One of the most important skills a pilot needs to have is the ability to adapt when the flight cannot be completed as planned. This became a real-world lesson for thousands of pilots this week when a cyber incident affecting Jeppesen potentially impacted a pilot’s ability to download up-to-date GPS navigation, flight planning, and instrument approach data.
On November 2, Jeppesen, a Boeing (NYSE: BA) subsidiary, reported on its website that there had been a “cyber incident” that affected some Jeppesen products and services. For pilots, that translated to issues potentially affecting navigation charts and information that most pilots draw from ForeFlight on their electronic flight bags (EFBs). In short, the information became suspect, as pilots were notified it could be out of date.

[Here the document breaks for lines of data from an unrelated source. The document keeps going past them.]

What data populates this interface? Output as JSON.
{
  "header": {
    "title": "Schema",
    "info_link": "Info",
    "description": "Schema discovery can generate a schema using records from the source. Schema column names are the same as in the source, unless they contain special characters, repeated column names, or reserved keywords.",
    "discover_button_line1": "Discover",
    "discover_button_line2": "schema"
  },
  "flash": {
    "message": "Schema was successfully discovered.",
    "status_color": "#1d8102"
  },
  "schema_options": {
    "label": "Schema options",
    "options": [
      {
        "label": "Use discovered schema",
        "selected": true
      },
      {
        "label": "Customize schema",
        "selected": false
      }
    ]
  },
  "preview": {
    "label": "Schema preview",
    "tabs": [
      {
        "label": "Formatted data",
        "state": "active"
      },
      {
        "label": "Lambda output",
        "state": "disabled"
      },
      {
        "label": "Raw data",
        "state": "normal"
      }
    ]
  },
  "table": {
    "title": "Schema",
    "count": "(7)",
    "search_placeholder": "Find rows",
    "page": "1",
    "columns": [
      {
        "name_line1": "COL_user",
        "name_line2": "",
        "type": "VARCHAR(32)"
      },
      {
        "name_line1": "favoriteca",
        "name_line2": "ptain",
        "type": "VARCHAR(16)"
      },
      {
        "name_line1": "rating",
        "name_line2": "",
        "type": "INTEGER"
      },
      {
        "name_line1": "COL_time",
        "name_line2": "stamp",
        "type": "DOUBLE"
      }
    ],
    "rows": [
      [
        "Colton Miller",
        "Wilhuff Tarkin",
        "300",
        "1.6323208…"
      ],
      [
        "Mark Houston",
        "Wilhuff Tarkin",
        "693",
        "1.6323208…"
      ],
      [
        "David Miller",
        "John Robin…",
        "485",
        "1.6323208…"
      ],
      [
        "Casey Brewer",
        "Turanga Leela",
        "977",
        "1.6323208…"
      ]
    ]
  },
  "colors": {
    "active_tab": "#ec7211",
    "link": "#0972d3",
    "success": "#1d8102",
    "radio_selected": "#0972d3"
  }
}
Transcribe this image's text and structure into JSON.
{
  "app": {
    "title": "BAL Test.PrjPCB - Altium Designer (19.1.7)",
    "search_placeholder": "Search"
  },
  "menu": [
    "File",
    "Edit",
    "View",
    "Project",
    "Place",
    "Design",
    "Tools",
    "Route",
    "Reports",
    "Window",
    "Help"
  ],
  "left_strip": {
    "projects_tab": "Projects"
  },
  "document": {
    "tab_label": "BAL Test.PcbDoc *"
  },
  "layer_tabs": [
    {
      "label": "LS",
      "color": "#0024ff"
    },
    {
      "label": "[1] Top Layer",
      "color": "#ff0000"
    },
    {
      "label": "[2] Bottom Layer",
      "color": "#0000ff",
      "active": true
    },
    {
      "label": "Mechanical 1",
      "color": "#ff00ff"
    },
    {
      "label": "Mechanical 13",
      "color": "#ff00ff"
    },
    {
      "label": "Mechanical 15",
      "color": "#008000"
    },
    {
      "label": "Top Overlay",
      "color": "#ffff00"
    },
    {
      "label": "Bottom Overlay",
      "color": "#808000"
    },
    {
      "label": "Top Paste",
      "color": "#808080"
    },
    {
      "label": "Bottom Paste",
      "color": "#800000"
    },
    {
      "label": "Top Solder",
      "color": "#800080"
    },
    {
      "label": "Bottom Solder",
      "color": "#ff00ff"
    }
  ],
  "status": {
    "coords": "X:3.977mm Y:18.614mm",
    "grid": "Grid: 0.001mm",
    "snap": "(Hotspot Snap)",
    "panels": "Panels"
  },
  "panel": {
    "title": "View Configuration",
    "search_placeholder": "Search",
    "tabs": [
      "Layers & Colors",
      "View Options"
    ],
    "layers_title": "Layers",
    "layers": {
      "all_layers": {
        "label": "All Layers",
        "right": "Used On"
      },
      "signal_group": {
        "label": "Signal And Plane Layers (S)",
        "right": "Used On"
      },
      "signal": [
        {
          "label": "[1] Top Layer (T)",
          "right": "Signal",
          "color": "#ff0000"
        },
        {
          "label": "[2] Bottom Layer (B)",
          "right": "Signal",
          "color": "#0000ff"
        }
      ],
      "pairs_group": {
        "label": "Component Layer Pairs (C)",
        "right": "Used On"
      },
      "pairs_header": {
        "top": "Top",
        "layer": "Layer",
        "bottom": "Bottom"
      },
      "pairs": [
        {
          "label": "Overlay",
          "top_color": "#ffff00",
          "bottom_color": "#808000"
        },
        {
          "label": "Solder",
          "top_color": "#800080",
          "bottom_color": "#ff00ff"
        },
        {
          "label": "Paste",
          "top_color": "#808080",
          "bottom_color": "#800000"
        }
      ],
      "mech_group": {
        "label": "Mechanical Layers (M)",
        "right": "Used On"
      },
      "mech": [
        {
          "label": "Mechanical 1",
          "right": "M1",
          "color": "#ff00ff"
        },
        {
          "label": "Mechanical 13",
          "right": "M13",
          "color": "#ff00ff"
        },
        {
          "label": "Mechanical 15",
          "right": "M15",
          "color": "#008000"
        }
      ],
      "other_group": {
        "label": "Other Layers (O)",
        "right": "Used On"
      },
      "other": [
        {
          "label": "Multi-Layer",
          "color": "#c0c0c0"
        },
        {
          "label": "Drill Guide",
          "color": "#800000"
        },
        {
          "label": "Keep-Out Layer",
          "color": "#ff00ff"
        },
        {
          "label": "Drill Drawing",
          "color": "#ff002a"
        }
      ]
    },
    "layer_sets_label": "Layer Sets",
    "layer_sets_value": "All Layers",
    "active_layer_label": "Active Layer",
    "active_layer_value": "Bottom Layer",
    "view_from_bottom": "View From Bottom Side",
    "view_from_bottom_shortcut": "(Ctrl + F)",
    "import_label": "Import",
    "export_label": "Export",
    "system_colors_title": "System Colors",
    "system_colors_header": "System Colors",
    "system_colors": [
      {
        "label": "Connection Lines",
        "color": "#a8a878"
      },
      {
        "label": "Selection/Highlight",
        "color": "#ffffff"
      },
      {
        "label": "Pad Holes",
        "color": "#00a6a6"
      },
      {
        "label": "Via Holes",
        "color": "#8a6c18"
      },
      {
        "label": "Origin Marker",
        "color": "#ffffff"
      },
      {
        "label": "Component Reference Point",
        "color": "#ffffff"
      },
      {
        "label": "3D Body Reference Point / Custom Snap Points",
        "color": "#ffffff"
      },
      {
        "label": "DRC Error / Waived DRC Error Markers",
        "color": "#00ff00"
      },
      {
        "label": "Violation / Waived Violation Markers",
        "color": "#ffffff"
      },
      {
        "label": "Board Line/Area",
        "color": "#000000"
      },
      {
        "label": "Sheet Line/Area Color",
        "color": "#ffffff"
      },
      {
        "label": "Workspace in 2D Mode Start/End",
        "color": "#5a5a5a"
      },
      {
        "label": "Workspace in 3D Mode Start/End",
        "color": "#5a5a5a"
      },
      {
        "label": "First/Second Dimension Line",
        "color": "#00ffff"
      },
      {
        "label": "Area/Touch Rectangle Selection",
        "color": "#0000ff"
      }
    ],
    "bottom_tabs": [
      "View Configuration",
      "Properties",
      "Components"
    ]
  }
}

“It’s always good to have options,” noted Jason Blair, designated pilot examiner and FLYING Magazine contributor who pens Chart Wise, a study of instrument approaches and procedures.
“We have become too dependent on our EFBs. It’s a great check ride scenario—what would you do if you suspected your EFB was compromised and you needed to get weather? How about making a call to Flight Service? Or when it comes to approaches, have another app loaded on your phone or tablet as backup,” he said.
In the days that followed the cyber incident, it was determined that Jeppesen was not the target of the attack, but rather the delivery method that is used to share informational Jeppesen products with customers was briefly affected; it has since been restored.
In a nutshell, this means that en route navigation and terminal approaches available from ForeFlight are back, which is a relief to pilots utilizing instrument flight plans. According to FAA Advisory Circular 90-100A, pilots need to have the most up- to- date information for these operations.
“Pilots should always have a backup,” Blair said. “I have iflightPlanner on my phone and tablet and there are other pilots who use Garmin products.”
In the meantime, Boeing and Jeppesen are still trying to determine the scope of the cyberattack. On November 2, Jeppesen posted information atop its website with a red banner indicating that the cyber incident had affected certain products and services.
“We immediately initiated an incident response process and are working to reactivate individual products to our hosted production environment,” the statement read, adding “The most recent Jeppesen chart downloads available in Jeppesen Mobile FliteDeck and ForeFlight Mobile are currently effective and in compliance with applicable regulatory requirements. Any ‘Expired’” messages shown for Jeppesen terminal charts prior to December 1st do not indicate that the charts are expired from a regulatory perspective.”
This situation is evolving and FLYING will continue to provide updates as they are made available.